Police confirmed 8 officers and 14 gunmen killed in heavy clashes in Macedonia

Photo by: Reuters
Photo by: Reuters

Updated Jul 28, 2015

Government officials have said at least eight police officers and 14 member of an “armed group” have been killed after a day-long clash in northern Macedonia on Sunday.

Another seven police officers have been injured raising the total from 30 to 37, however, no civilians have been reported injured or killed.

Ivo Kotevski, a spokesperson for the Interior Ministry, has confirmed that 20 members of the group have surrendered adding that “one of the most dangerous terrorists groups in the Balkan has been neutralised.”

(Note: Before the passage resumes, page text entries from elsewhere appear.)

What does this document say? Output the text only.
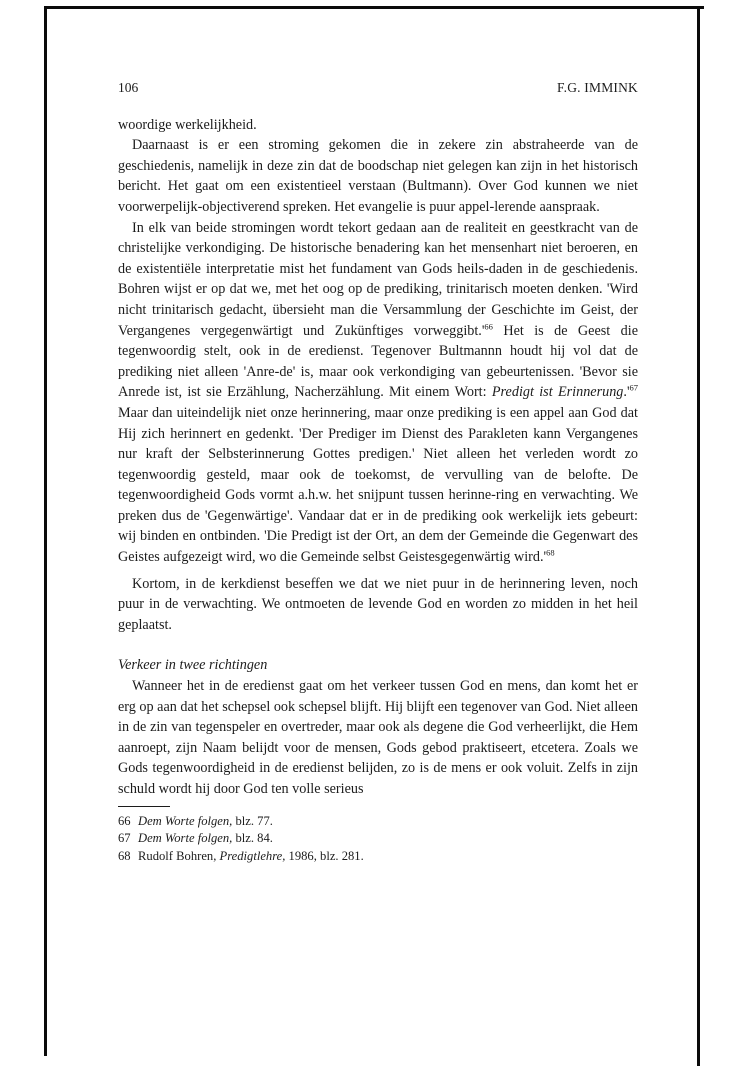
106	F.G. IMMINK

woordige werkelijkheid.

Daarnaast is er een stroming gekomen die in zekere zin abstraheerde van de geschiedenis, namelijk in deze zin dat de boodschap niet gelegen kan zijn in het historisch bericht. Het gaat om een existentieel verstaan (Bultmann). Over God kunnen we niet voorwerpelijk-objectiverend spreken. Het evangelie is puur appel-lerende aanspraak.

In elk van beide stromingen wordt tekort gedaan aan de realiteit en geestkracht van de christelijke verkondiging. De historische benadering kan het mensenhart niet beroeren, en de existentiële interpretatie mist het fundament van Gods heils-daden in de geschiedenis. Bohren wijst er op dat we, met het oog op de prediking, trinitarisch moeten denken. 'Wird nicht trinitarisch gedacht, übersieht man die Versammlung der Geschichte im Geist, der Vergangenes vergegenwärtigt und Zukünftiges $vorweggibt.'^{66}$ Het is de Geest die tegenwoordig stelt, ook in de eredienst. Tegenover Bultmannn houdt hij vol dat de prediking niet alleen 'Anre-de' is, maar ook verkondiging van gebeurtenissen. 'Bevor sie Anrede ist, ist sie Erzählung, Nacherzählung. Mit einem Wort: Predigt ist $Erinnerung.'^{67}$ Maar dan uiteindelijk niet onze herinnering, maar onze prediking is een appel aan God dat Hij zich herinnert en gedenkt. 'Der Prediger im Dienst des Parakleten kann Vergangenes nur kraft der Selbsterinnerung Gottes predigen.' Niet alleen het verleden wordt zo tegenwoordig gesteld, maar ook de toekomst, de vervulling van de belofte. De tegenwoordigheid Gods vormt a.h.w. het snijpunt tussen herinne-ring en verwachting. We preken dus de 'Gegenwärtige'. Vandaar dat er in de prediking ook werkelijk iets gebeurt: wij binden en ontbinden. 'Die Predigt ist der Ort, an dem der Gemeinde die Gegenwart des Geistes aufgezeigt wird, wo die Gemeinde selbst Geistesgegenwärtig $wird.'^{68}$

Kortom, in de kerkdienst beseffen we dat we niet puur in de herinnering leven, noch puur in de verwachting. We ontmoeten de levende God en worden zo midden in het heil geplaatst.

Verkeer in twee richtingen

Wanneer het in de eredienst gaat om het verkeer tussen God en mens, dan komt het er erg op aan dat het schepsel ook schepsel blijft. Hij blijft een tegenover van God. Niet alleen in de zin van tegenspeler en overtreder, maar ook als degene die God verheerlijkt, die Hem aanroept, zijn Naam belijdt voor de mensen, Gods gebod praktiseert, etcetera. Zoals we Gods tegenwoordigheid in de eredienst belijden, zo is de mens er ook voluit. Zelfs in zijn schuld wordt hij door God ten volle serieus

66 Dem Worte folgen, blz. 77.
67 Dem Worte folgen, blz. 84.
68 Rudolf Bohren, Predigtlehre, 1986, blz. 281.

Prime Minister Nikola Gruevski said that members of the armed group would face Macedonian justice.

Gruevski is currently under pressure of allegedly police-brutality and illegal wiretapping.

The government and opposition are blaming each other over the instability in the country as violent clashes started a day after thousands of opposition supporters protested against police brutality.

Following the deaths of the eight police officers, the government has declared a two day mourning nationwide and despite the political tension, President Gjorge Ivanov called for a national security meeting inviting opposition leaders and ethnic Albanian leaders as an act of unity.

Clashes erupted after police officers conducted an early morning raid on the armed group who are believed to have entered Kumanovo from Kosovo planning to attack local police stations.

Three weeks ago 40 ethnic Albanian from Kosovo demanded the creation of an Albanian state in Macedonia by partially gaining control of a police station located in the northern border of Macedonia.

Kumanovo is near the Macedonian capital city of Skopje, where a large Albanian community resides.

Kumanovo was the site of armed conflicts in May 2001 when the Albanian unrest in the country began.

Local residents were seen fleeing the area many children and women were evacuated by police.

An unidentified ethnic Albanian man told Macedonian television that “[he] thought it would never come to this again,” referring to the 2001 conflict.

After the 2001 conflict, the ethnic Albanian community separated themselves from the rest of society and established their own schools.

Ethnic Albanians in Macedonia consist of over 25 percent of the population and mainly live in a region which is close to the Albanian and Kosovan borders.